I don't think so. If it was a split in the vert they would have thrown some clear epoxy (acts like super glue) and clamped it together. I am betting they tried to cover up a loose knot. IMO. Easy to fix and make it look original - though.


----------



## LOSTinDETAILS (Jun 17, 2009)

austintx512 said:


> when going for dark stains use sherwood cant wait to topcoat  where the magic happens look at all that red from a different angle


I cant understand you!!!!!!!


----------



## wje (Apr 11, 2009)

LOSTinDETAILS said:


> I cant understand you!
> 
> I hope you did not charge anyone for this. It needs more work in my opinion.


 
Said he cant wait to topcoat..... that would lead me to believe he isn't done.


----------



## aaron61 (Apr 29, 2007)

fresh coat said:


> I don't think so. If it was a split in the vert they would have thrown some clear epoxy (acts like super glue) and clamped it together. I am betting they tried to cover up a loose knot. IMO. Easy to fix and make it look original - though.

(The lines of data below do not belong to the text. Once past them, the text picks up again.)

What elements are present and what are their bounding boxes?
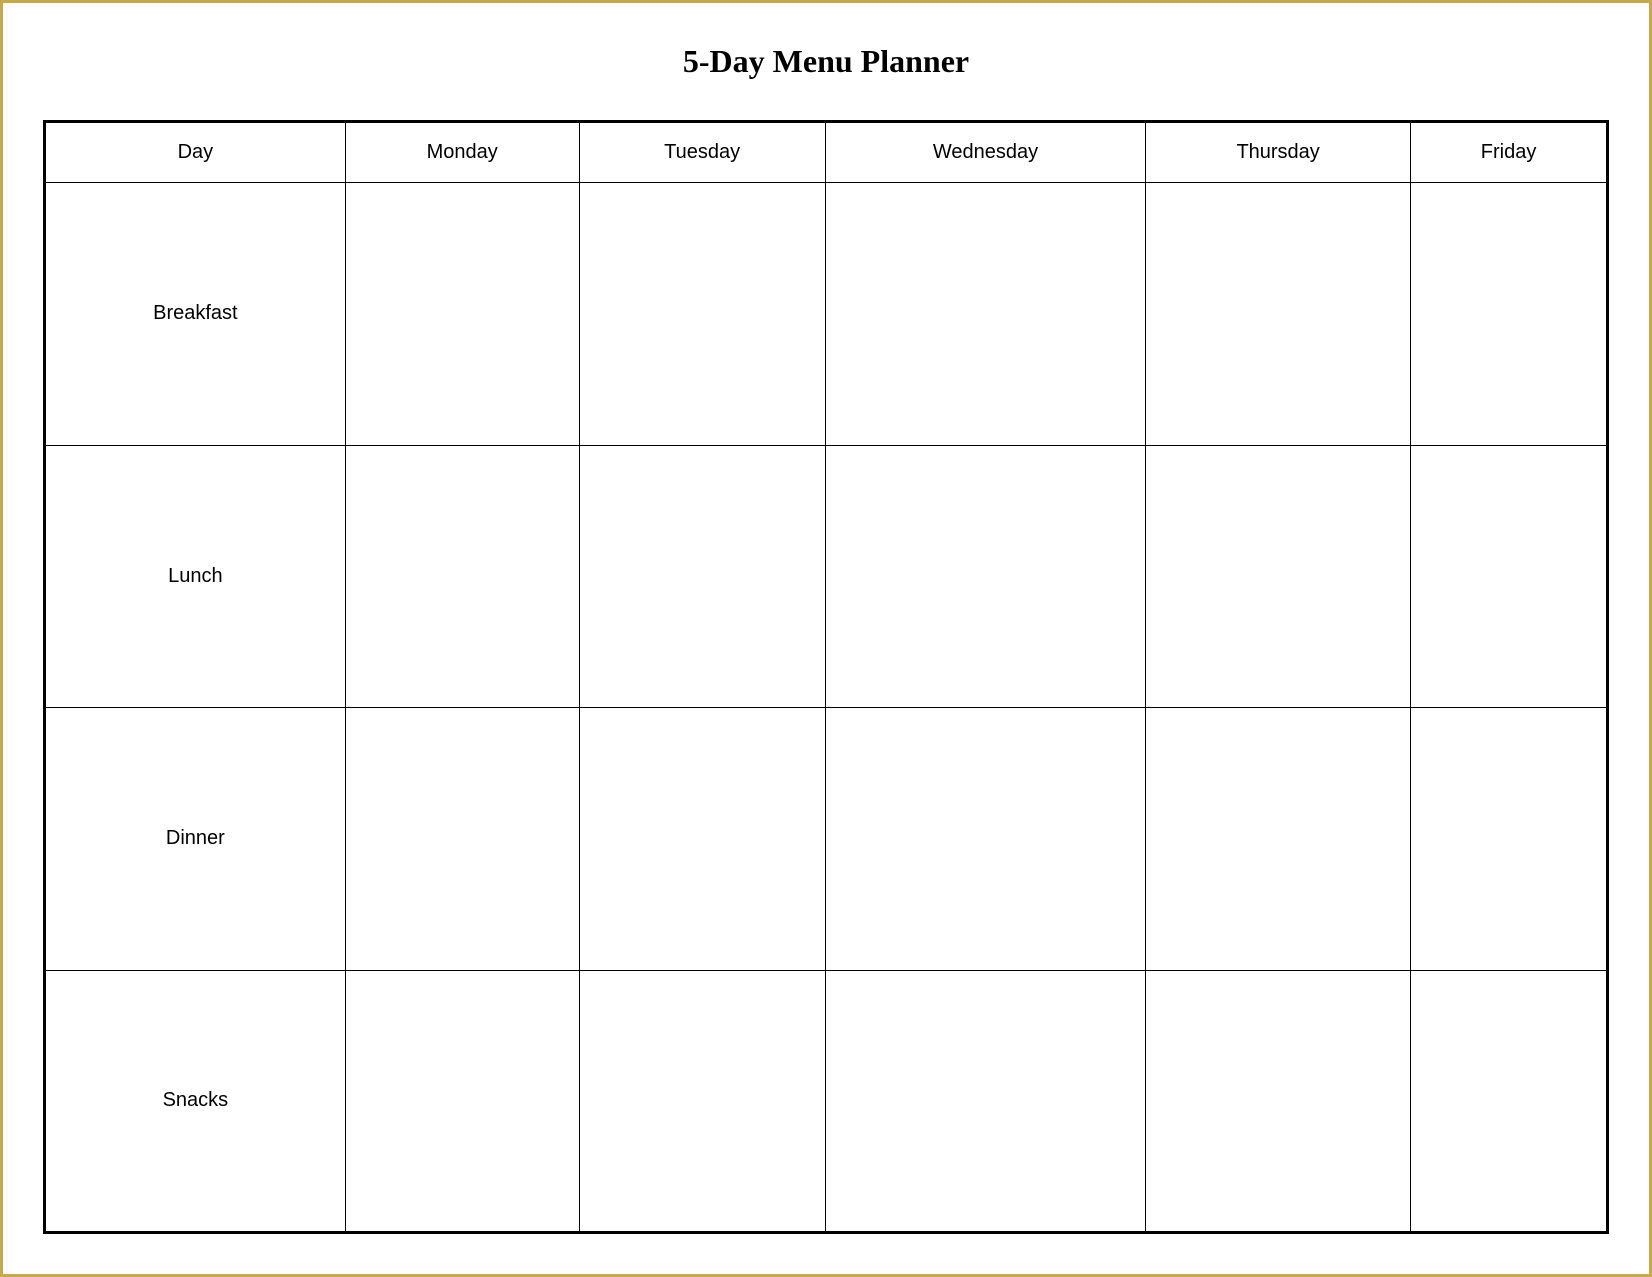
- cell-lunch-tuesday[interactable]: [579, 445, 825, 708]
- label-snacks: Snacks: [45, 970, 346, 1233]
- cell-snacks-tuesday[interactable]: [579, 970, 825, 1233]
- cell-lunch-friday[interactable]: [1411, 445, 1608, 708]
- label-lunch: Lunch: [45, 445, 346, 708]
- header-monday: Monday: [345, 122, 579, 183]
- cell-dinner-thursday[interactable]: [1146, 708, 1411, 971]
- header-tuesday: Tuesday: [579, 122, 825, 183]
- row-snacks: Snacks: [45, 970, 1608, 1233]
- cell-lunch-monday[interactable]: [345, 445, 579, 708]
- cell-dinner-monday[interactable]: [345, 708, 579, 971]
- cell-snacks-friday[interactable]: [1411, 970, 1608, 1233]
- cell-dinner-wednesday[interactable]: [825, 708, 1145, 971]
- cell-breakfast-wednesday[interactable]: [825, 183, 1145, 446]
- header-thursday: Thursday: [1146, 122, 1411, 183]
- cell-breakfast-tuesday[interactable]: [579, 183, 825, 446]
- cell-snacks-thursday[interactable]: [1146, 970, 1411, 1233]
- cell-breakfast-thursday[interactable]: [1146, 183, 1411, 446]
- row-lunch: Lunch: [45, 445, 1608, 708]
- cell-breakfast-friday[interactable]: [1411, 183, 1608, 446]
- header-wednesday: Wednesday: [825, 122, 1145, 183]
- cell-dinner-friday[interactable]: [1411, 708, 1608, 971]
- header-friday: Friday: [1411, 122, 1608, 183]
- page-title: 5-Day Menu Planner: [683, 43, 969, 80]
- cell-lunch-wednesday[interactable]: [825, 445, 1145, 708]
- label-breakfast: Breakfast: [45, 183, 346, 446]
- label-dinner: Dinner: [45, 708, 346, 971]
- cell-dinner-tuesday[interactable]: [579, 708, 825, 971]
- header-row: Day Monday Tuesday Wednesday Thursday Fr…: [45, 122, 1608, 183]
- row-breakfast: Breakfast: [45, 183, 1608, 446]
- cell-snacks-wednesday[interactable]: [825, 970, 1145, 1233]
- cell-lunch-thursday[interactable]: [1146, 445, 1411, 708]
- planner-table: Day Monday Tuesday Wednesday Thursday Fr…: [43, 120, 1609, 1234]
- row-dinner: Dinner: [45, 708, 1608, 971]
- cell-snacks-monday[interactable]: [345, 970, 579, 1233]
- cell-breakfast-monday[interactable]: [345, 183, 579, 446]
- header-day: Day: [45, 122, 346, 183]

I was referring to a drip on the surface while assembling the door. Not a repair. We see this often on new entry doors. The doors pictured below were hand carved in China and came in with glue, that could not be seen until stained, oozing from every joint and dripped on the surface. We were the only company that would take on the project of cleaning and finish. There are 47 doors at about 14 hrs a piece. The owner was amazed at the results


----------



## LOSTinDETAILS (Jun 17, 2009)

wje said:


> Said he cant wait to topcoat..... that would lead me to believe he isn't done.


Well, in that case check the edit.


----------



## austintx512 (Jul 28, 2009)

um whats not to understand.....i said to use a certain product for a particular look and that i cant wait to topcoat.........


----------



## LOSTinDETAILS (Jun 17, 2009)

umm....maybe your tex-mex.....hhmmm....lol.....:jester:


----------